Выходя из развалин, Банс обернулся, чтобы взглянуть еще раз на замок, и затем сказал Кливленду:
— Послушай-ка, капитан, а знаешь ли ты, кто последний обитал в этом старом курятнике?
— Говорят, один из оркнейских ярлов, — ответил Кливленд.
— А известно ли тебе, какой смертью он умер? — спросил Банс. — Я-то слыхал, что от слишком тугого воротника, пеньковой лихорадки или как там ее еще называют.
— Местные жители говорят, — ответил Кливленд, — что его светлость лет сто тому назад действительно имел несчастье познакомиться с петлей и прыжком в воздух.
— Вот было времечко! — воскликнул Банс. — Лестно было качаться на виселице в столь уважаемом обществе. А за какую же провинность заслужил его светлость подобное повышение?

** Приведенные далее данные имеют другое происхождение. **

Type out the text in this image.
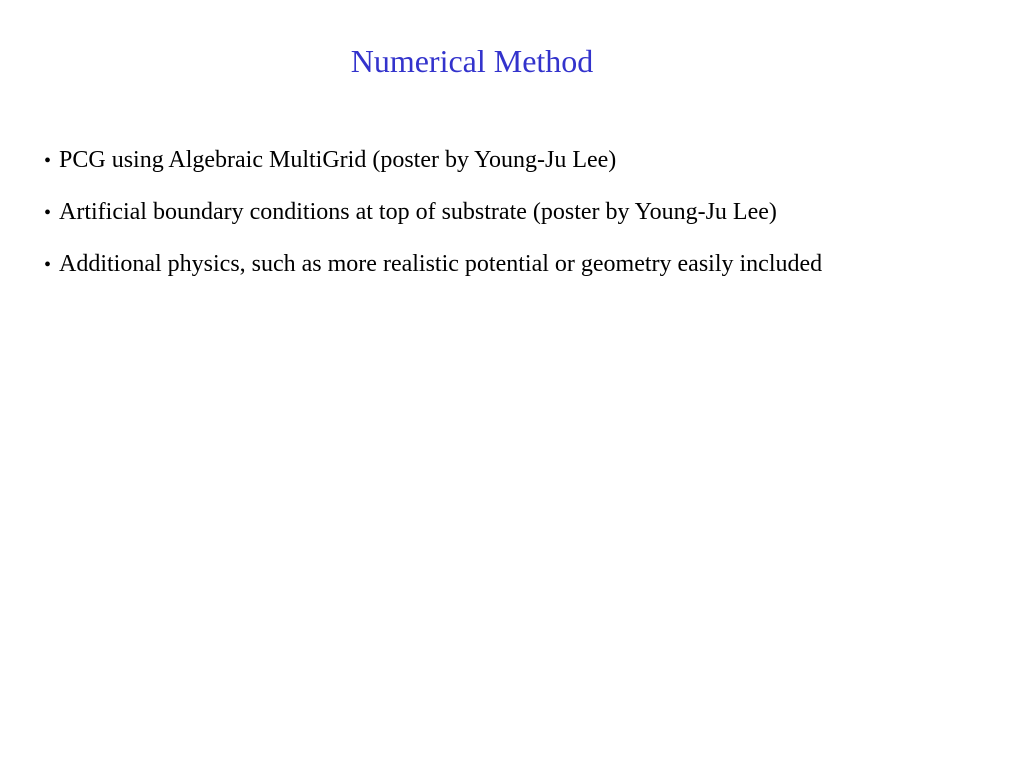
Numerical Method
• PCG using Algebraic MultiGrid (poster by Young-Ju Lee)
• Artificial boundary conditions at top of substrate (poster by Young-Ju Lee)
• Additional physics, such as more realistic potential or geometry easily included
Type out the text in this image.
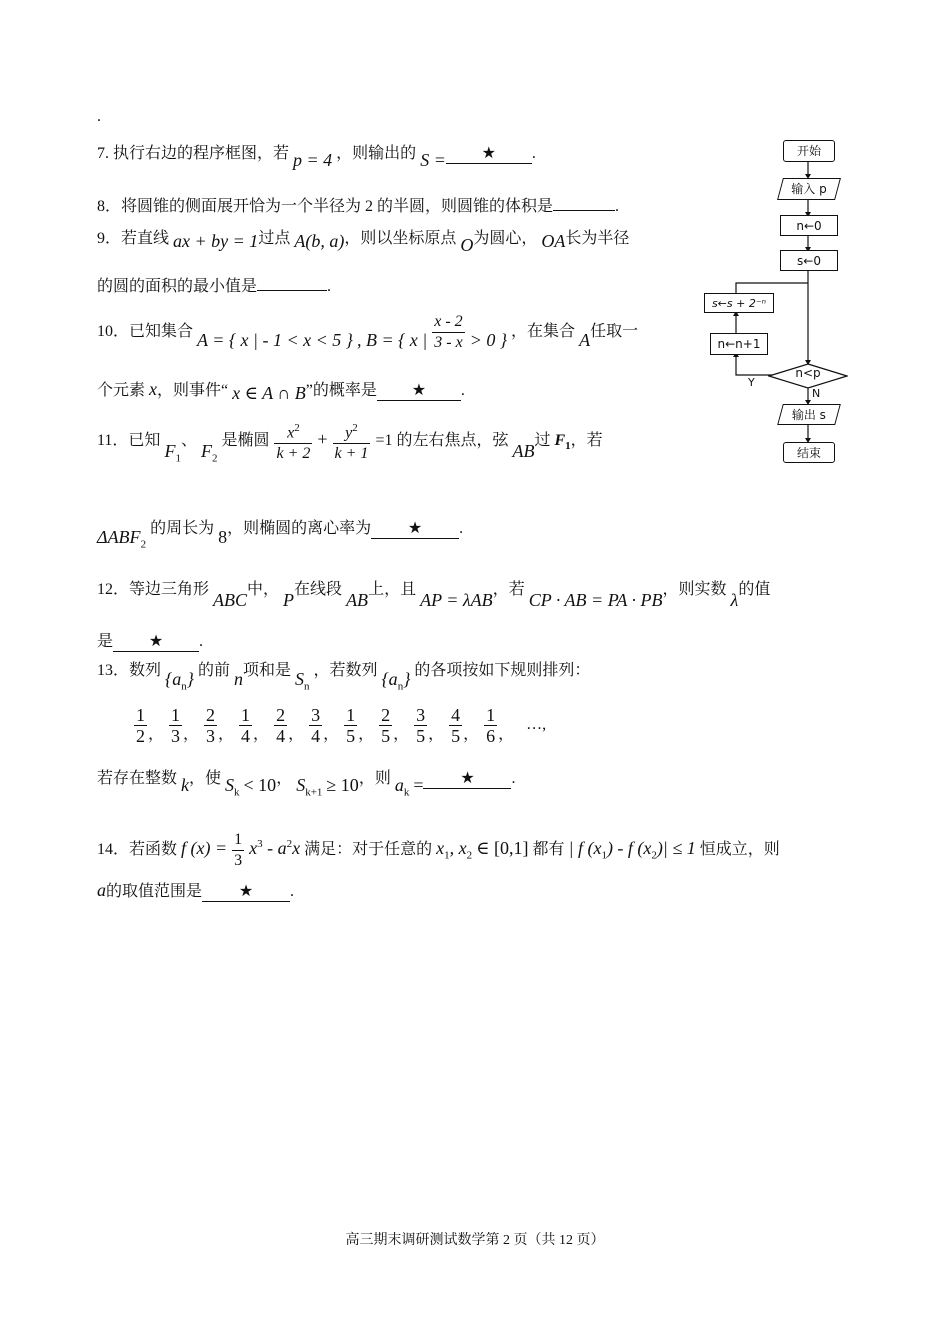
.
7. 执行右边的程序框图，若 p = 4 ，则输出的 S = ★ .
8．将圆锥的侧面展开恰为一个半径为 2 的半圆，则圆锥的体积是	.
9．若直线 ax + by = 1过点 A(b, a)，则以坐标原点 O为圆心， OA长为半径
的圆的面积的最小值是	.
10．已知集合 A = { x | - 1 < x < 5 } , B = { x | $\frac{x - 2}{3 - x} > 0$ } ，在集合 A任取一
个元素 x，则事件“ x ∈ A ∩ B”的概率是 ★ .
11．已知 $F_1$、 $F_2$ 是椭圆 $\frac{x^2}{k + 2} + \frac{y^2}{k + 1} =1$ 的左右焦点，弦 AB过 $F_1$，若
$\Delta ABF_2$ 的周长为 8，则椭圆的离心率为 ★ .
12．等边三角形 ABC中， P在线段 AB上，且 AP = λAB，若 CP · AB = PA · PB，则实数 λ的值
是 ★ .
13．数列 $\{a_n\}$ 的前 n项和是 $S_n$ ，若数列 $\{a_n\}$ 的各项按如下规则排列：
$\frac{1}{2}$ ， $\frac{1}{3}$ ， $\frac{2}{3}$ ， $\frac{1}{4}$ ， $\frac{2}{4}$ ， $\frac{3}{4}$ ， $\frac{1}{5}$ ， $\frac{2}{5}$ ， $\frac{3}{5}$ ， $\frac{4}{5}$ ， $\frac{1}{6}$ ，…,
若存在整数 k，使 $S_k < 10$， $S_{k+1} \ge 10$，则 $a_k$ = ★ .
14．若函数 f $(x) = \frac{1}{3} x^3 - a^2x$ 满足：对于任意的 $x_1$, $x_2$ ∈ [0,1] 都有 | f $(x_1)$ - f $(x_2)| \le 1$ 恒成立，则
a的取值范围是 ★ .
开始
输入 p
n←0
s←0
s←s + 2⁻ⁿ
n←n+1
n<p
Y
N
输出 s
结束
高三期末调研测试数学第 2 页（共 12 页）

— Грабил верноподданных своего государя, как я слышал, — ответил Кливленд, — убивал и увечил их, воевал против королевского знамени и все другое тому подобное.
— Ну? Так он был, значит, весьма сродни джентльменам-пиратам, — произнес Банс, отвешивая театральный поклон древнему зданию, — а потому, почтеннейший, высокочтимый и сиятельнейший синьор ярл, смиренно прошу позволения назвать вас своим дорогим кузеном и самым сердечным образом с вами попрощаться. Оставляю вас в приятном обществе крыс, мышей и прочей нечисти и увожу с собой достойного джентльмена, который, правда, в последнее время стал робок, как мышь, а теперь желает покинуть своих друзей и сбежать с корабля, как крыса, и поэтому был бы самым подходящим жильцом для дворца вашей светлости.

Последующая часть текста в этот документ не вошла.